As the college basketball transfer portal goes into overdrive, people are losing their minds in the media and elsewhere over NIL, not least of all Iowa State folks reeling from Tyrese Hunter’s departure. It’s understandable, but at the same time: This is exactly what we all saw coming. We all said some variation of, “Boosters can pay players directly now under the guise of product sponsorship,” and with the transfer portal wide-open, we knew we were basically getting just one-year contracts with pure free agency between each season. Is this bad for college sports? I’m sympathetic to the viewpoint that it’s fun to have players spend their whole careers at one school, and I’d love it if the system were to revert back to this outcome in a lot of cases, but what’s actually wrong with the way things are? Players are getting the fruits of their value. Players have the autonomy to leave bad situations, or to seek better situations. Plenty of players are still staying for more than a year, and the vast, vast majority are staying for at least a year, because playing out the season is kind of the deal with college sports. The arguments against everything happening seem to fall into either, “This is less fun for me,” “This has changed really fast and that throws me for a loop,” or both, but people are failing to offer anything more than roundabout sentences that say nothing as actual reasons this all shouldn’t be how it is. And you know what else? A great way to get players to stay at your school is to hire coaches adept at getting players to stay, and those coaches are probably the ones who uphold the values you want out of college coaches—those who make it about the kids, those who make it a family, those who get the most out of their players. There’s a reason Armando Bacot and Leaky Black are coming back for another year at UNC. His name is Hubert Davis.

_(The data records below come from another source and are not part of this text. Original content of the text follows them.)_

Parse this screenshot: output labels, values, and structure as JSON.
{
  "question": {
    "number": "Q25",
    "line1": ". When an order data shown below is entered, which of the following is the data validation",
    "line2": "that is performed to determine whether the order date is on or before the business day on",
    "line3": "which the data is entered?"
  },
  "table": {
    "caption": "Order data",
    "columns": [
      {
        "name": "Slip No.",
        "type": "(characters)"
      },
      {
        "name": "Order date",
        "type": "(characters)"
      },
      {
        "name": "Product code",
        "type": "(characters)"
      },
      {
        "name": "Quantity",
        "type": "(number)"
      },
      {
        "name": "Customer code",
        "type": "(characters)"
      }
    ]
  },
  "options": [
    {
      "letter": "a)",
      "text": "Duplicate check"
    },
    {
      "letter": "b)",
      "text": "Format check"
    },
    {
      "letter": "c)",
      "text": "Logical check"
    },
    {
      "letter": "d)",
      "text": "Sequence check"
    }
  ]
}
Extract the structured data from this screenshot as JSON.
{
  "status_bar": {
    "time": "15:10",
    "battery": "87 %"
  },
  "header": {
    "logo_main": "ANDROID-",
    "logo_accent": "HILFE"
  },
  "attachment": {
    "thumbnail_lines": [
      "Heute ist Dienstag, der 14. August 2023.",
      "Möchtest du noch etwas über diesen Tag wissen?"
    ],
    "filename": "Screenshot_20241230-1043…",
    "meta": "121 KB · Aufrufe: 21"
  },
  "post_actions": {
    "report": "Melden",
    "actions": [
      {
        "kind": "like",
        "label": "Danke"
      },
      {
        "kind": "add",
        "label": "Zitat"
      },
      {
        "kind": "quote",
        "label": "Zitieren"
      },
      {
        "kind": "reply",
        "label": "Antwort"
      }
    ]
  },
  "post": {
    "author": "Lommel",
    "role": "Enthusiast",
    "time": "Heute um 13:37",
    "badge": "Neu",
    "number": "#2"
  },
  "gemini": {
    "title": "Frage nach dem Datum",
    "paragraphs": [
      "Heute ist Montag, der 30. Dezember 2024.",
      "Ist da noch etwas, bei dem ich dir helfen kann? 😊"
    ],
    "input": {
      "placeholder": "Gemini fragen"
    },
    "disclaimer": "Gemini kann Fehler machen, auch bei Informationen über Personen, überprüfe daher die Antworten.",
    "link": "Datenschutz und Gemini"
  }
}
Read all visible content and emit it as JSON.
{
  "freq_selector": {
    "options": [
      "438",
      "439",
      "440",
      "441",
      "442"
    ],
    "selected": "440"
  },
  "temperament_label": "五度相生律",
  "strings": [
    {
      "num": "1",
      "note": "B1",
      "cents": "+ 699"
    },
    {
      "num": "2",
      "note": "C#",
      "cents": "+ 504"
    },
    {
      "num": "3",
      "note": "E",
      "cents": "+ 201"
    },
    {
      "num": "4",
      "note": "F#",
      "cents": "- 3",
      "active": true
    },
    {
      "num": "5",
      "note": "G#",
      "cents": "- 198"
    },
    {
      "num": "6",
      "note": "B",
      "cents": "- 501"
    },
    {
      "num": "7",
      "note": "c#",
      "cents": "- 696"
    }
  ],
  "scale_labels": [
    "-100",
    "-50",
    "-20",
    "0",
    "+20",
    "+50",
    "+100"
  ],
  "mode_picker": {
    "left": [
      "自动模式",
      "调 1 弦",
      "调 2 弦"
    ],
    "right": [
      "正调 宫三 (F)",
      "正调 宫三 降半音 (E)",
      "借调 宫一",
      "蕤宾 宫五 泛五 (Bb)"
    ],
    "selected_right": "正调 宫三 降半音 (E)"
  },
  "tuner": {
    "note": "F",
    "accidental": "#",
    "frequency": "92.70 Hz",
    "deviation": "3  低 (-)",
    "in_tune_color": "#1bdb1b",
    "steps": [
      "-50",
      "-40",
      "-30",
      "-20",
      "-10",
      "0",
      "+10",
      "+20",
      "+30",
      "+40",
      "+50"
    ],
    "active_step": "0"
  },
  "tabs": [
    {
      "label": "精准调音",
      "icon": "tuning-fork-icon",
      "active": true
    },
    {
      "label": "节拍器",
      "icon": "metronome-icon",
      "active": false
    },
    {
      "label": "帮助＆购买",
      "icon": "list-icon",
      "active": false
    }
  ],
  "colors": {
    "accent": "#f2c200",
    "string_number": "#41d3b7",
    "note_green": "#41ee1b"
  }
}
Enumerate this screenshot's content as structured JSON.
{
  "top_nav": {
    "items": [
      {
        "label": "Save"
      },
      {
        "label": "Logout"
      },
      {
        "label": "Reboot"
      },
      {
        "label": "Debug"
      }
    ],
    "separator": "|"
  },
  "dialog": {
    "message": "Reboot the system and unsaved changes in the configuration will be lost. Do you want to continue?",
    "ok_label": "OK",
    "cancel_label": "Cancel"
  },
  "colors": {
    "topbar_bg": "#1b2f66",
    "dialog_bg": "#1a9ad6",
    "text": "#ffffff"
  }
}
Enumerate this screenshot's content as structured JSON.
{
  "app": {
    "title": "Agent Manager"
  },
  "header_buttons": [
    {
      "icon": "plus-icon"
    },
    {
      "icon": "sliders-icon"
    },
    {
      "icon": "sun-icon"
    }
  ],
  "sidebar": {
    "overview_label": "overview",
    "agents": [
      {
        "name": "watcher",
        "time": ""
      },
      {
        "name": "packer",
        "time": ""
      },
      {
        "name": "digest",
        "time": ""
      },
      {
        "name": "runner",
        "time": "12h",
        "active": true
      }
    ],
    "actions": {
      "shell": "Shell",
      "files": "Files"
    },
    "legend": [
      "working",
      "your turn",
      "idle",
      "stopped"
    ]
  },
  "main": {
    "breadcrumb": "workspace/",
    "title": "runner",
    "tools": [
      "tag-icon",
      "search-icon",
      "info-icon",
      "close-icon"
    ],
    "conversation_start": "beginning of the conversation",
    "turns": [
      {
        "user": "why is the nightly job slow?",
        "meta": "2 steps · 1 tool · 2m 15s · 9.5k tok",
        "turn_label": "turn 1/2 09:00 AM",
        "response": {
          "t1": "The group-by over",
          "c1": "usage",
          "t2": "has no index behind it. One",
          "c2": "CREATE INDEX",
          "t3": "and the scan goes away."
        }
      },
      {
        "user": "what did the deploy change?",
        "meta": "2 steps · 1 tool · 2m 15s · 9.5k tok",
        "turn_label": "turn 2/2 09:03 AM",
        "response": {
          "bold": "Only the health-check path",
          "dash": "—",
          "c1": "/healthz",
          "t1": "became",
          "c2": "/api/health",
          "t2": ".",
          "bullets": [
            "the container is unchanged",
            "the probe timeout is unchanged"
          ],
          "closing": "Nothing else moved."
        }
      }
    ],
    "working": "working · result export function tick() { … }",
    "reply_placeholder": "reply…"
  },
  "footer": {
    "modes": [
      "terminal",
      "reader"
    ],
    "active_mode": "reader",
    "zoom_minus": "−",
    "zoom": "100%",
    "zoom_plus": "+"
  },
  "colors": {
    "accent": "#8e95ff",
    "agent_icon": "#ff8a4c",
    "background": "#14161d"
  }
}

One last thing: It is wild for Iowa State fans to complain about the transfer portal after this season, when a transfer-constructed roster led to the biggest turnaround by any major program in recent memory (perhaps more than recent). I know most of the complaints are with NIL, and not the transfer portal, but the transfer portal is what makes NIL matter in these cases as much as it does, and the transfer portal has given new life to this program.

Transfer News: Collins, Garcia, Moore

On that note:

Saint Louis point guard Yuri Collins is into the portal. He grades out as a slightly better player than Hunter on EvanMiya, and as such, he is likely out of Iowa State’s league. He does have one fewer year of eligibility remaining, but that doesn’t seem likely to matter.

Shakeel Moore is also into the portal, a rising sophomore eligibility-wise who was at NC State and then at Mississippi State. He’s from North Carolina, so one would think he’d stay in the South, but who knows? He’s on the low end of EvanMiya five-star talents, which is an area I’d think Iowa State could target.

Finally, Dawson Garcia is going to Minnesota, as many expected. Glad he can be close to his family, whose health issues and tragedies are what drew him away from UNC this year. Hopefully things stabilize and improve for them. Talk about a situation NIL can really help with.

***

Games of interest tonight:

  • Cardinals @ Marlins (6:40 PM EDT, Regional TV) – Wainwright vs. Luzardo
  • Giants @ Mets, Game 2 (7:10 PM EDT-ish, Regional TV) – Webb vs. Scherzer
  • Hawks @ Heat (7:30 PM EDT, TNT)
  • Rays @ Cubs (7:40 PM EDT, Regional TV) – Wisler vs. Steele
  • Timberwolves @ Grizzlies (8:30 PM EDT, NBA TV)
  • Pelicans @ Suns (10:00 PM EDT, TNT)
  • Atlanta @ Dodgers (10:10 PM EDT, Regional TV) – Fried vs. Buehler

I’m excited for Fried vs. Buehler. The Giants/Mets doubleheader has been fun so far. Big opportunity for the Timberwolves on the road with a 1-0 series lead.